Checkers is a simple board game for all ages that is usually considered a stepping stone toward other, strategic board games such as chess. Also known as draught in other parts of the world, checkers requires little maintenance or skill. Checker boards usually come in 8×8 or 10×10 sizes with squares alternating between light and dark colors. A standard checker board will contain black and red, black and white or tan and brown squares.

History of Checkers

Checkers was originally known as Alquerque or Quirkat. Although the oldest surviving checker set only dates back to around 600 B.C., drawings and paintings of the game have been discovered from as far back as 1400 B.C. Originally popular in the Middle East, the game of checkers eventually spread to Egypt and cities in India. The first example of modern checkers appeared in France in the 12th century. However, the current number of squares on the board and pieces in each squares did not appear until as late as the 18th century. The first official international checkers tournament took place in 1847.

Rules of Checkers

The rules of checkers indicate that two players are required to play standard checkers. One player uses the black pieces and the opponent uses the red pieces. The red and black pieces are placed on opposite ends of the board on the dark-colored squares. For example, the black pieces will occupy every other square on one side of the board and the red pieces will occupy every other square on the other side of the board. On a standard 8×8 board, each player’s pieces will occupy 3 rows each. On a 10×10 board, each player’s pieces will occupy 4 rows each.

How to Play Checkers

How to Play Checkers

How to Play Checkers

Players take turns moving their pieces diagonally away from their starting squares and cannot move backwards. The player wielding the black pieces usually begins the game. When one colored piece, a black checker for example, reaches the other end of the board (“red” territory), that black piece becomes a “king” and another black checker is placed on top of the original one to symbolize kingship. A “king” can move forwards or backwards on the board.

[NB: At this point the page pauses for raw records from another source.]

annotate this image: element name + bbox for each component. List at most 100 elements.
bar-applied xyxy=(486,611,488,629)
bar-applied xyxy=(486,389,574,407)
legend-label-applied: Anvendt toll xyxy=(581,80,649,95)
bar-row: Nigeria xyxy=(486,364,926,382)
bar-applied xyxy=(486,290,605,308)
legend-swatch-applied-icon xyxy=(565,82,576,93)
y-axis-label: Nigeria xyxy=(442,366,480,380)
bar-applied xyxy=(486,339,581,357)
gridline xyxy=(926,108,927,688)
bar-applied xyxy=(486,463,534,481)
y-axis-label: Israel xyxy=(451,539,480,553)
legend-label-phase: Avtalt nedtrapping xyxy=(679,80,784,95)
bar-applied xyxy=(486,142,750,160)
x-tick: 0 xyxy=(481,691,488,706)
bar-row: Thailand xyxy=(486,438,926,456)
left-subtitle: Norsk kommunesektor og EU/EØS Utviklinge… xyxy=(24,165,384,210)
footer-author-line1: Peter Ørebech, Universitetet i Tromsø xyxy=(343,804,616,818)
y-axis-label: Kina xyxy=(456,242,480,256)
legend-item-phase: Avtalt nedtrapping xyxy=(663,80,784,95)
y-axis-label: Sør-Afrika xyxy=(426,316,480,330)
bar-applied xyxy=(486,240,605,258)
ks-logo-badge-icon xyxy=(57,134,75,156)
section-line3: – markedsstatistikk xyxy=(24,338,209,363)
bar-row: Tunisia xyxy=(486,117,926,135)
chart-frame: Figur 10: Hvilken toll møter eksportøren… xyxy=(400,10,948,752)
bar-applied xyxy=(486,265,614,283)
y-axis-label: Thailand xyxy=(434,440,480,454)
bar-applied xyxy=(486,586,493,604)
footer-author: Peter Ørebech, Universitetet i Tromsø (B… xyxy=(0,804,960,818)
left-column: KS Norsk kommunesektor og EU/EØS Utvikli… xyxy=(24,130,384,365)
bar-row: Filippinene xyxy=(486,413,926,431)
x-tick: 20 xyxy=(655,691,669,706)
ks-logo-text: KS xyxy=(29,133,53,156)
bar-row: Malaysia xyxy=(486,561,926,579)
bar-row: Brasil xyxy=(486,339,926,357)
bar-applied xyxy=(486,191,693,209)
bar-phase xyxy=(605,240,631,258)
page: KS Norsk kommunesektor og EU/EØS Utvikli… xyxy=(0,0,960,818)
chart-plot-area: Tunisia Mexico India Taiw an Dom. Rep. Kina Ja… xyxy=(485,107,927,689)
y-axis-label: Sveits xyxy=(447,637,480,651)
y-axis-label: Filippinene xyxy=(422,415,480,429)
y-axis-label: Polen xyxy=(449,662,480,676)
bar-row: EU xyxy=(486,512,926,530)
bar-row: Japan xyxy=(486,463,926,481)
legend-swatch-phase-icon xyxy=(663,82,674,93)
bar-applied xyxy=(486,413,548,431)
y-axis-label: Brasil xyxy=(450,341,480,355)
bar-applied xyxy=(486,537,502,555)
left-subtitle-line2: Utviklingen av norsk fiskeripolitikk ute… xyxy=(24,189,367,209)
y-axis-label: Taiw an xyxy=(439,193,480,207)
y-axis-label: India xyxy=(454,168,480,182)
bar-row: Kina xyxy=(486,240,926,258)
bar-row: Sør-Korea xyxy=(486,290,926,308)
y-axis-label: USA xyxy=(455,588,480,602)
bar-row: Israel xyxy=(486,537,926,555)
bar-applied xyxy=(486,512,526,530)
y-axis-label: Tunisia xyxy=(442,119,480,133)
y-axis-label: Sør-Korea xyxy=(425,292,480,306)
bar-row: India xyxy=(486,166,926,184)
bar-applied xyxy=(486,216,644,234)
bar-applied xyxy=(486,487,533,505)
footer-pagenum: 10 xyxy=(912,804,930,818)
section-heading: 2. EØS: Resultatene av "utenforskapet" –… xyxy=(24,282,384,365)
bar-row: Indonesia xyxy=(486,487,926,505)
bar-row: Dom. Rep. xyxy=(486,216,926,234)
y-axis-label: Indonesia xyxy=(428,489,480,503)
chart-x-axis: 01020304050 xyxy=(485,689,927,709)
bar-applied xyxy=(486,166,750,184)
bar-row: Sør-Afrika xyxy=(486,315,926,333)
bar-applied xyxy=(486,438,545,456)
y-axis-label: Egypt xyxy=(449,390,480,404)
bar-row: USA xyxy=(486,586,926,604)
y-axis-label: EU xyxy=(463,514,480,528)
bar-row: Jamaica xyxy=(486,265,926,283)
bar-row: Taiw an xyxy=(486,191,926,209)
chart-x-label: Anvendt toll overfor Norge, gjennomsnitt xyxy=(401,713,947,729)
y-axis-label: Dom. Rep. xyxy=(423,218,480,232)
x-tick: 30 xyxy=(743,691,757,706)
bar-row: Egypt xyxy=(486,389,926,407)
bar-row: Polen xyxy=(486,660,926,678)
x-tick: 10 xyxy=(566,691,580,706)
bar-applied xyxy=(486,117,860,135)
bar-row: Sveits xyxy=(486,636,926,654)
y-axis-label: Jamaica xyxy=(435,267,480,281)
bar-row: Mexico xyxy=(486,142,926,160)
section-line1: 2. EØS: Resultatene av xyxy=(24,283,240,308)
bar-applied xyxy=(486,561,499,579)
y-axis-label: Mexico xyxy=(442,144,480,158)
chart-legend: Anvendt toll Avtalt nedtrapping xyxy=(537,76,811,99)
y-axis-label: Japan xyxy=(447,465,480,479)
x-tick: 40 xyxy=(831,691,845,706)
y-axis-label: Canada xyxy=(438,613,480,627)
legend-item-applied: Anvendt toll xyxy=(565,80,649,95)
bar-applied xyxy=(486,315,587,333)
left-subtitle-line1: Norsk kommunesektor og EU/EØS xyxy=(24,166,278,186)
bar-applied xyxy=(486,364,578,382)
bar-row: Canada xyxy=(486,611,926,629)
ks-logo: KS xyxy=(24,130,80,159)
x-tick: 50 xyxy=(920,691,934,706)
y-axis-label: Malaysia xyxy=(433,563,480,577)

The objective of checkers is to be the have the last piece standing in the game. Opposing pieces can “eat” or “jump” each other, in which case the player whose piece has just been “eaten” has to remove that piece from the board and give it to the opponent. The way this works is if you had black pieces and a red piece was located directly diagonal to one of your pieces, you would be allowed to jump it and remove the red piece provided that the space beyond the red piece was blank. You may also double or even triple jump your opponent if the opportunity arises. The player with the last remaining piece on the board wins the game.

Why Play Checkers?

Many people enjoy playing checkers because it is a simple game that takes little time and strategy. Once you develop a basic understanding of checkers, the game is pretty much straightforward like tic-tac-toe. Checkers is a youth-friendly and family-friendly game that is not expensive to purchase or maintain. It is also a fairly easy concept – all you have to do is remove your opponent’s pieces from the board. Because each piece in checkers is worth the same value and nearly every piece can move in an identical fashion (except in the case of “jumps”), checkers is much simpler than chess and much easier to learn.